Even though I promised myself during this quarantine that I’d be more selective with my choices of straight-to-streaming horror flicks I guess I’m just a glutton for punishment. Actually, in all honestly this latest film I’m reviewing wasn’t near as bad as some of the other underwhelming genre features of the last few months, but it’s still very flawed. “The Wretched” is a supernatural movie that premiered in 2019 at the Fantasia International Film Festival but received its wide release at the start of May 2020. Directed by Brett and Drew Pierce “The Wretched” doesn’t try very hard to stand out from the crowd, rather it attempts to blend in with the greats of the genre’s past by blatantly utilizing typical horror tropes and providing its own spin on these ideas. The result it a sufficiently creepy, if ultimately flawed, attempt to revisit a bygone era of horror.
“The Wretched” stars young up and comer John-Paul Howard as Ben, a rebellious teenager who visits his father for the summer taking employment as a dock worker. There he meets a young woman named Mallory, played by Piper Curda, as well as the seemingly perfect family next door. However when a strange evil entity invades the neighbors’ home Ben begins to suspect something is amiss when the neighbor kid goes missing leading him and Mallory to attempt to get the bottom of the mystery before the small town becomes a mass grave at the hands of the evil Wretch.

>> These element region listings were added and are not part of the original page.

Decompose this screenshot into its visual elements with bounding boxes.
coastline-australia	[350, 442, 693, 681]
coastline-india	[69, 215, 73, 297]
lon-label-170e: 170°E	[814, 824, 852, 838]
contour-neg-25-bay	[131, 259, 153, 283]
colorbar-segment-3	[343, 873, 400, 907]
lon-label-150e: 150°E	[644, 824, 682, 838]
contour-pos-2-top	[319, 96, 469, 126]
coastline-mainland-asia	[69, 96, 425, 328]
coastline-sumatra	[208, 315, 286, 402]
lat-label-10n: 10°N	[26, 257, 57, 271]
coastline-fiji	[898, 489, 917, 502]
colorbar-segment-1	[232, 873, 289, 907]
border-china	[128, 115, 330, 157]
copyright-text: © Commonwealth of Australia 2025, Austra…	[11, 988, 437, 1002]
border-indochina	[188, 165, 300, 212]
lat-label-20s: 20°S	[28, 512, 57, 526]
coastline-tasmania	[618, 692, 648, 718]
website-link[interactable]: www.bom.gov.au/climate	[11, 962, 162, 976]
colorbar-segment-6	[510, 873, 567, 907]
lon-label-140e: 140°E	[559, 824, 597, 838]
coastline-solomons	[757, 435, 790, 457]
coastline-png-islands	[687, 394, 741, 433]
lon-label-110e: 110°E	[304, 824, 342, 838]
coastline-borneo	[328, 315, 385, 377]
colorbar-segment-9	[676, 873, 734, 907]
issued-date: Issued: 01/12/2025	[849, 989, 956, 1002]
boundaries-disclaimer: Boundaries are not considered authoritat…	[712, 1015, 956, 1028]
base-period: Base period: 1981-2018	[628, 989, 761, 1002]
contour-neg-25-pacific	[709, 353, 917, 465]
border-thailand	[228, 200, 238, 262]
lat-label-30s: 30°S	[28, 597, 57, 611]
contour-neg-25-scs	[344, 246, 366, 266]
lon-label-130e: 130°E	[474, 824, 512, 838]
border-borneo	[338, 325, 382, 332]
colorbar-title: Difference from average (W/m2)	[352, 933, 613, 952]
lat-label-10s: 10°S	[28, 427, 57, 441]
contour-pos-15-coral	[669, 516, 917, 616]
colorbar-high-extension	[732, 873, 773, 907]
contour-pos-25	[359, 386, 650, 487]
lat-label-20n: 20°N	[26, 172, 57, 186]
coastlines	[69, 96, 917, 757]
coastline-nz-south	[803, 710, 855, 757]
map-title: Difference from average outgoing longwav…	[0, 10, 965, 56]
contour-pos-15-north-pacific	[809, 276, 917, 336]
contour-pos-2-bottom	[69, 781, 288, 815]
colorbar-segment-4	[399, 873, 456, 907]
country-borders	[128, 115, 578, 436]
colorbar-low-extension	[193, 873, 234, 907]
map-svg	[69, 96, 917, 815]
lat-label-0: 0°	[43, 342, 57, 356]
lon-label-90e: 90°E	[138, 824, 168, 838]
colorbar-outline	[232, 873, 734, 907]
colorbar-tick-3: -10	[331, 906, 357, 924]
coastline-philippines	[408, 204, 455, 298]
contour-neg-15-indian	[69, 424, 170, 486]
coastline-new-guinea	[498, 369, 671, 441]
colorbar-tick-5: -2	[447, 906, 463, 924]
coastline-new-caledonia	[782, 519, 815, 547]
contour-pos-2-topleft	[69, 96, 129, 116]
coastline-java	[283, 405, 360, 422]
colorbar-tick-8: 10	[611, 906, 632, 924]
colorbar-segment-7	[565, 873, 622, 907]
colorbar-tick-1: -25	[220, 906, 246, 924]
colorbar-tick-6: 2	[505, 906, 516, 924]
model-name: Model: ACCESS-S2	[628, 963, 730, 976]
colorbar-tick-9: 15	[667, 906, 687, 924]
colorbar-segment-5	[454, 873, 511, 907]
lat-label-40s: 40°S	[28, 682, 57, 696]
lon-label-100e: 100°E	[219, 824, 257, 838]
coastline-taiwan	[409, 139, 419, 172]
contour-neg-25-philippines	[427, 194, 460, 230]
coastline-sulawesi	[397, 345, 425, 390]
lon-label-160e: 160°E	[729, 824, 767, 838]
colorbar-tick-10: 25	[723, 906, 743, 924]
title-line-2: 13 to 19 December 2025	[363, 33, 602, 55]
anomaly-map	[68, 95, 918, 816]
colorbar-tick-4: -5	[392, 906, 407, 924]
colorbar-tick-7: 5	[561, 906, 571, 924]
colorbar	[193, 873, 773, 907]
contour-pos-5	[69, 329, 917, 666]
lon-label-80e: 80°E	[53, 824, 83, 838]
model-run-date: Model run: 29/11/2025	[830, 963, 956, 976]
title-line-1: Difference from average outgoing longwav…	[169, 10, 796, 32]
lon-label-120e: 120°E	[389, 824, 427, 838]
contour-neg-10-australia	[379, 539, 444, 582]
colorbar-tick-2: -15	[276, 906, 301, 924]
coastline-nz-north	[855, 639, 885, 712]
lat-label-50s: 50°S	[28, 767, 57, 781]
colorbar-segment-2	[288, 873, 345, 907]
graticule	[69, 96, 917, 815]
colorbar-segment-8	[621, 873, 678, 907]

I’ll say this about the movie, it hooked me in right from the start with one of the most unsettling openings of the year. I mean I had to pause the movie after the first few minutes just to take in what I saw from the disturbing imagery to the sound design used to present the brutality behind a closed door. After that though “The Wretched” goes down hill into more generic horror territory. It’s very clear that this film is meant to emulate the summer camp or “Rear Window”-esque features that have littered the past few decades of the horror genre and it doesn’t really do much to reinvent or freshen up these ideas. It has a solid start but quickly ends up bogged down with Ben’s unconvincing relationship with his father, the seemingly required examination of the dawn of a teen’s sex drive, and a jumbled narrative structure that feels too rushed and somehow too sluggish at the same time. It doesn’t take long before we start to see the supernatural elements take hold but it does take a while before the creep factor starts to come into play leaving much of the film’s 95-minute run time more of a waiting game for the next effective jump scare, and if I’m being honest there are a few truly creepy moments that pay off so the film has that going for it.
What’s more frustrating to me though is that the film has a solid final act to compliment it’s solid start where all hell breaks loose, a fun twist is revealed and we’re left with a cliffhanger that makes us question whether or not there was a happy ending. We also get to see a showdown with the Wretch that is sufficiently suspenseful and engrossing. The problem is the journey from the awesome opening to the fun conclusion is tedious, jumbled and does little to help teach us what we really need to know about either Ben or the Wretch. It has its moments, but the core of the movie, pretty much the entire second act, fails to do anything effective or fun with any of the story’s ideas or the familiar tropes the filmmakers decided to employ. I get that this movie was probably meant to be a mixed bag of clichés attempting to remind viewers what we loved about horror in the 80s but the final result fails to be anywhere near a cohesive homage.
I’ve said it before and I’ll say it again, these straight-to-streaming or on-demand horror releases continuously feel like they belong on these platforms. Other genres have proven to be more inventive and inspired in spite of the smaller scale release format, but once again we have a horror movie that means well but just doesn’t get the job done settling for an ineffective and safe mix of tropes and clichés to satisfy a viewership looking for endless variations of the same idea. Apparently, there’s a market for that, who knew (he said with sarcasm). Thanks to its more enjoyable qualities though I wouldn’t write off “The Wretched”. There’s a lot of room for improvement: the acting isn’t where it need to be, the second act is tedious and boring, and the pacing is all over the place, but I can submit that I found it to be a creepy premise with a beginning and end worth experiencing. It’s just too bad that all the good parts make up barely a half hour of the film’s total run time.
“The Wretched” has its spooky moments and should be credited with having a solid start and an entertaining finish as well as a fun twist and thought provoking final moment that forces viewers to question the truth. That right there is what makes this movie worth watching. If the rest of the film were that interesting, inspired, or unsettling it would have been awesome. As frustrated as I was with this movie as a whole it was an easy viewing and one of the better on-demand horror releases I’ve experienced during this quarantine even if that’s a very low bar to meet. My final say is this was a promising movie that knew what it wanted to be and starts and ends things off on the right foot. Sadly it fails to keep its balance all the way through resulting in an ultimately high-end mediocre final product.